Einrichtung: Feinkörniger Sand oder abgerundeter Kies. Viele Verstecke in Form von Wurzelholz, Steinhöhlen und Bambusröhren (Laichröhren). Gedrungene Bepflanzung und Laubbereiche fördern Aufwuchsbildung. Moderate Strömung mit ruhigen Nischen. Gute Filterung und Sauerstoffversorgung sind wichtig.
Kupfer-Warnung: Wie alle Loricariidae kupferempfindlich.
Der Rote Hexenwels ist eine der am unkompliziertesten zu haltenden Welsarten. Friedlich, gut beobachtbar und anpassungsfähig. Für Einsteiger in die Wels-Aquaristik eine gute Wahl.
Zucht und Fortpflanzung
Fortpflanzungstyp: Substratlaicher (Röhrenbrüter). Zuchtschwierigkeit: einfach.
Die Art ist gut dokumentiert und eine der am häufigsten nachgezüchteten Welsarten. Schmale Röhren (Innendurchmesser 1,4–2 cm, Länge ca. 10 cm) aus Bambus, PVC oder Ton dienen als Laichsubstrat. 40–100 Eier pro Gelege. Das Männchen befächert die Eier 5–7 Tage bis zum Schlüpfen.

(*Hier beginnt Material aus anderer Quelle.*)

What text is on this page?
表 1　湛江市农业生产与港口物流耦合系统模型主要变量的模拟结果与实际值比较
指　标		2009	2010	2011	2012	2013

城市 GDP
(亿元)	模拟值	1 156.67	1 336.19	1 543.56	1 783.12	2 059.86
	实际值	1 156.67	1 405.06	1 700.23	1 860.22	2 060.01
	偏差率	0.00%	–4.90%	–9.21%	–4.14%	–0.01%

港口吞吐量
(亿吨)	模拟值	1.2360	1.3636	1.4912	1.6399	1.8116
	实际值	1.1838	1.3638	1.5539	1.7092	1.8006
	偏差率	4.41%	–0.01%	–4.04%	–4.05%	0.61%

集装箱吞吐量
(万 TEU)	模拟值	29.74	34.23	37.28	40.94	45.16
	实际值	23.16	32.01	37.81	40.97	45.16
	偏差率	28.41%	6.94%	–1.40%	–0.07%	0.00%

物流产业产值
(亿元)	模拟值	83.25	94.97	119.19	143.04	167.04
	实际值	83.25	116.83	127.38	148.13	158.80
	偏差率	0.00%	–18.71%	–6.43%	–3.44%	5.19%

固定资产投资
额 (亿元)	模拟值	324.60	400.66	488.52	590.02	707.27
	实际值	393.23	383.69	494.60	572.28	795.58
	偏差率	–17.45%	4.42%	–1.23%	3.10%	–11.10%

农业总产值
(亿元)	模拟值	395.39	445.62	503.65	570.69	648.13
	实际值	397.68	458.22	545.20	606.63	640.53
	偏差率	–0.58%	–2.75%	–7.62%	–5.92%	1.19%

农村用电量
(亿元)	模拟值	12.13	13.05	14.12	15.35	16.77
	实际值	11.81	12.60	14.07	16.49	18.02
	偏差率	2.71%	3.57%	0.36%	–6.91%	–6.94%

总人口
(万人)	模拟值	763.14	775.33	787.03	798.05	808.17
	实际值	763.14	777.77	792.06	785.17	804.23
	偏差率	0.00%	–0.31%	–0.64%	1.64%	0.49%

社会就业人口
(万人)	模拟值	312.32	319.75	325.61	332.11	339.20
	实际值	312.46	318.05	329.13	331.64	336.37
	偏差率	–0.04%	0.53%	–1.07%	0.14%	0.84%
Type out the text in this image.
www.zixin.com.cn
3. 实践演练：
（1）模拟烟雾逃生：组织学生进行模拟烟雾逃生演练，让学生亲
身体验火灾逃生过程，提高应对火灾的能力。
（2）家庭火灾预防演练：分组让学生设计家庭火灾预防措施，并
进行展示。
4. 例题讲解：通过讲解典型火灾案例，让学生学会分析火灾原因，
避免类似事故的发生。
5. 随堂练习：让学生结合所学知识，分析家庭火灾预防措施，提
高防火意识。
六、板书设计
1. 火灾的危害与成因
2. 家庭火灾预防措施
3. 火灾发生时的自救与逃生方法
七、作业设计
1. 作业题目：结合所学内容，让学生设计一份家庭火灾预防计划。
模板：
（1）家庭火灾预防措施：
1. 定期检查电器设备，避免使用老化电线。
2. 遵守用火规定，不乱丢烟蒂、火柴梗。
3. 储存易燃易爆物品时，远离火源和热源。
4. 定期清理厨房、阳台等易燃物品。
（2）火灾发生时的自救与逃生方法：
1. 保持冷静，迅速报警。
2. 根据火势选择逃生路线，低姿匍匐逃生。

Zuchtwasser: pH 5,5–6,5, GH 2–6 °dGH, 25–26 °C. Jungfische wachsen langsam (ca. 3,5 cm in 7 Monaten). Erstfutter: Mikrowürmer, Artemia-Nauplien, blanchiertes Gemüse.
Ernährung/Futterbedarf
Allesfresser mit Schwerpunkt auf pflanzlicher Kost und Aufwuchs. Hauptfutter: Sinkende Tabletten, Algenwafer und blanchiertes Gemüse (Zucchini, Gurke, Spinat). Gelegentlich Frostfutter wie Artemia, Daphnia, Mückenlarven. In naturnahen Becken suchen die Tiere aktiv Biofilm und Aufwuchs an Holz- und Steinoberflächen ab.
Fütterungshinweis: Lieber mehrmals täglich kleine Portionen füttern als eine große Mahlzeit. Was innerhalb von 2–3 Minuten nicht gefressen wird, ist zu viel.
Natürlicher Lebensraum
Der Rote Hexenwels ist eine Zuchtform ohne bestätigte Wildpopulation. Als wahrscheinlichste Ausgangsbasis gilt Rineloricaria heteroptera aus dem Amazonasbecken (Mittlerer Amazonas, Brasilien). Die Art wird seit Jahrzehnten in der Aquaristik gehalten und vermehrt.